Maria tentò di parlare, ma la gola le era serrata da un terrore paralizzante. Ogni pensiero, ogni parola le sembrava inutile di fronte all’infinito che quella figura incarnava. Eppure, una parte di lei, pericolosamente coraggiosa o forse semplicemente folle, riuscì a pronunciare: 

— Perché io? Perché ora? 

La creatura si avvicinò, ma il movimento non era lineare: sembrava piegarsi attraverso lo spazio, comparendo in un punto e sparendo in un altro. La sua voce continuava a risuonare nella mente di Maria: 

— Perché hai guardato. Hai visto le linee che non devono essere viste. 

Hai      toccato      ciò      che      rimane      al      di      là      delle      stelle. 

Io porto il mondo alle soglie della verità, e tu sei stata scelta per testimoniarla. Ma attenzione… la verità non concede conforto, solo il terrore della propria irrilevanza. 

Maria cadde sulle ginocchia, e il fossile davanti a lei sembrò tremare di vita propria, come se reagisse alla presenza del dio oscuro.
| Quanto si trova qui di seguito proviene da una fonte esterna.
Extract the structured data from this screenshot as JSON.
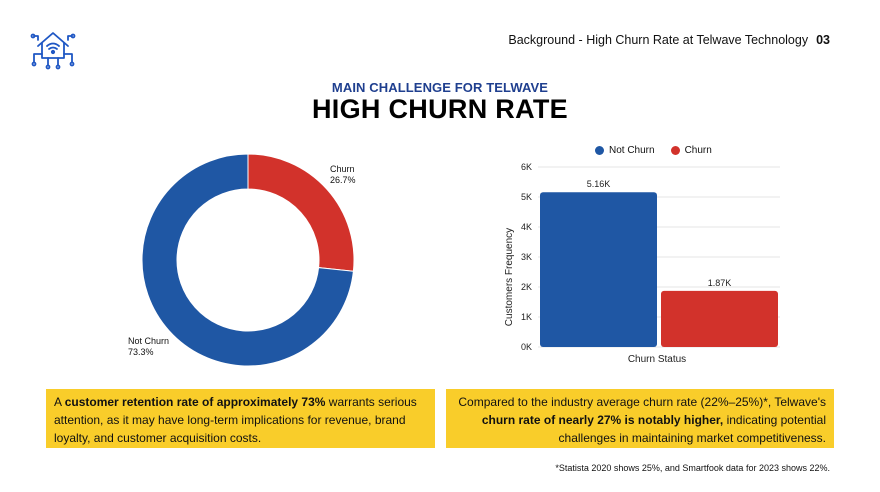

Una visione le attraversò la mente: città impossibili sospese tra le dimensioni, esseri tentacolari che si muovevano attraverso la realtà come acqua, e una vastità di tempo che superava la comprensione umana. Ogni dettaglio urlava la stessa verità: l’uomo era un accidente, e il cosmo non conosceva pietà. 

— Non temere… ancora — sussurrò la Cosa. — Io sono il messaggero. 

Ma ciò che hai scoperto è più antico di me stesso. E se non sarai prudente, potresti svegliare ciò che dorme oltre il velo. La tua mente… può sopportarlo? 

Maria, tremante, comprese che le lettere del professor Vascardi, la sua ossessione, la sua follia apparente, erano un avvertimento. Eppure, era troppo tardi. La porta era stata aperta, e ciò che guardava oltre quella soglia cosmica la stava chiamando, irresistibile e crudele come il destino delle stelle. 

Ciò che la chiamava era… Nyarlathotep, il Caos Strisciante.